Friction pair wear intensifies

 

Increased internal leakage leads to a significant decrease in efficiency

 

This type of injury belongs to the "chronic accumulation type", which is not easy to detect but very common.

 

2、 Overloading the use of hydraulic motors: The damage is more direct and intense. If long-term disuse causes "chronic damage", then overloading operation brings "acute damage".

The design of hydraulic motors has clear rated pressure, rated flow rate, and rated torque. Once the operation exceeds the design range, damage immediately begins to accumulate, and most of it is irreversible. 1. Overloading leads to metal fatigue: After cracks are generated, it is irreversible to damage key components of the motor, such as bearings, rotors, stators, oil distribution plates, gears, and meshing pairs. When subjected to excessive pressure, "metal fatigue" may occur due to repeated stress impacts.

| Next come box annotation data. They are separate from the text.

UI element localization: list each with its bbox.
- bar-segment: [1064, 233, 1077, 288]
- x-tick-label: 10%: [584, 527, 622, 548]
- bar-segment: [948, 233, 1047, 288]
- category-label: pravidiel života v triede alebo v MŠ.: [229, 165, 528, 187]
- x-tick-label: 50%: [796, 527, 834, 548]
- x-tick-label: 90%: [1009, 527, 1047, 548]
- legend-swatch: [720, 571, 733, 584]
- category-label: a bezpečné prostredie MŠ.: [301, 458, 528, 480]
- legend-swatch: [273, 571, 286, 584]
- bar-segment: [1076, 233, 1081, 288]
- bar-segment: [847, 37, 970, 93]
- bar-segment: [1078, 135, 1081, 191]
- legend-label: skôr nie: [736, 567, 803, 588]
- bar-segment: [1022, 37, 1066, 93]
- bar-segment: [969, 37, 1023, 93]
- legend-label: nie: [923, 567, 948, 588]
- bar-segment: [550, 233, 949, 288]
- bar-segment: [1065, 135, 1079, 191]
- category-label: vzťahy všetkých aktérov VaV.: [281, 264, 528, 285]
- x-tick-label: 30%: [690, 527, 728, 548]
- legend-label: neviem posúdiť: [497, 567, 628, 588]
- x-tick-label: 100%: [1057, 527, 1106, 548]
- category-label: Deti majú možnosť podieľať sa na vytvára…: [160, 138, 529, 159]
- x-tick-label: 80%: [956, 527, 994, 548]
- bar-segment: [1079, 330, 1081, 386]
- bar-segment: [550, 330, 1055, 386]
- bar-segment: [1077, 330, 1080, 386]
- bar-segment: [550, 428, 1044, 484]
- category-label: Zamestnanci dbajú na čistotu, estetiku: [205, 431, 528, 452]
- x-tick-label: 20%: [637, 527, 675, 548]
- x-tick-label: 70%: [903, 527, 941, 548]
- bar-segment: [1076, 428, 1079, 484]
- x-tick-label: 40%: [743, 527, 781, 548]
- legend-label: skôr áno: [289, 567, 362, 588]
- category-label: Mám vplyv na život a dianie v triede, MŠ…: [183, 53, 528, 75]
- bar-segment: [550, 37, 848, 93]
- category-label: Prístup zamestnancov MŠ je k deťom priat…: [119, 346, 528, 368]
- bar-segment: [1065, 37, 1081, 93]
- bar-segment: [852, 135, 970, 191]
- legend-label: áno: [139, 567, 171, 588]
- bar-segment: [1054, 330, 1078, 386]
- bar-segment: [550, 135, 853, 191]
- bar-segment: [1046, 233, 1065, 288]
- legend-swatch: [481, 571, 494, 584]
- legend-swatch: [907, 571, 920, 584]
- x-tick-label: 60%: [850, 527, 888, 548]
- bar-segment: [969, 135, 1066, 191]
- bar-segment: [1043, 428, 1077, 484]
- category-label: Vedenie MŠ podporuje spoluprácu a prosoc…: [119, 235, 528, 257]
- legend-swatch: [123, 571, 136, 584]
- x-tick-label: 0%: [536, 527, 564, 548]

On the surface, no abnormalities may be visible, but internally, microcracks, local material fatigue, elastic deformation, and local pitting corrosion have already appeared. These are all irreversible damages, and once they accumulate to a certain extent, they will suddenly fail, resulting in the motor being scrapped.

 

• Rapid increase in friction pair temperature: When the motor is running under high load, the lubricating oil film is damaged. The internal friction surface will exhibit the following phenomenon: the temperature rises sharply, and the oil film is squeezed out, forming "dry friction". The wear speed of the friction pair increases exponentially, and the internal clearance increases - the volumetric efficiency rapidly decreases. Long term operation in this way will directly lead to rapid decline in motor performance.

 

• Overload operation leads to thermal deformation: the structural accuracy is compromised, and the hydraulic motor is extremely sensitive to the fit clearance. During high temperature operation, it may occur that the oil distribution plate undergoes thermal deformation, the gear clearance changes, the bearing preload decreases, the rotor expands, and the meshing state is damaged. These deformations can cause a sudden drop in motor efficiency, and it is usually impossible to restore the original accuracy through maintenance. This is one of the most dangerous consequences of overloading.

 

• Comprehensive conclusion: Under good storage conditions, the hazards of long-term disuse are controllable; The hazards of overload use are greater and more fatal. In summary, the impacts of both can be summarized as follows: the damage characteristics of long-term non use overload use in the project are chronic, implicit acute, severe reversible, mostly repairable, and most irreversible. The risk level of affected components such as seals, oil, surface oxidation friction pairs, metal structures, and fitting accuracy is medium to high. Can they be avoided through maintenance? It is difficult to avoid. If the hydraulic motor is properly stored during parking (maintaining lubrication, moisture-proof sealing, regular oil changes, etc.), most of the damage caused by long-term non use can be restored or controlled.

 

However, overload usage exhibits the following characteristics:

 

Structural damage

 

High repair cost

 

Easy to cause motor scrap

 

Has a greater impact on system security

 

Therefore, if a choice must be made between the two, the answer is quite clear:

 

Under the premise of proper maintenance and storage, overloading hydraulic motors can cause greater damage, faster speed, and irreversible consequences.

 

4、 Conclusion: Proper use and scientific maintenance are the core of extending the life of hydraulic motors. Hydraulic motors are key components with high precision, high load, and high value. In order to ensure its lifespan and performance, it is necessary to avoid overload operation, regularly check the seals, maintain oil cleanliness and stability, and take proper sealing measures during long-term shutdowns. Compliance with rated pressure and torque limits is the only way to fundamentally reduce failure rates, lower maintenance costs, and improve the overall reliability of mechanical equipment.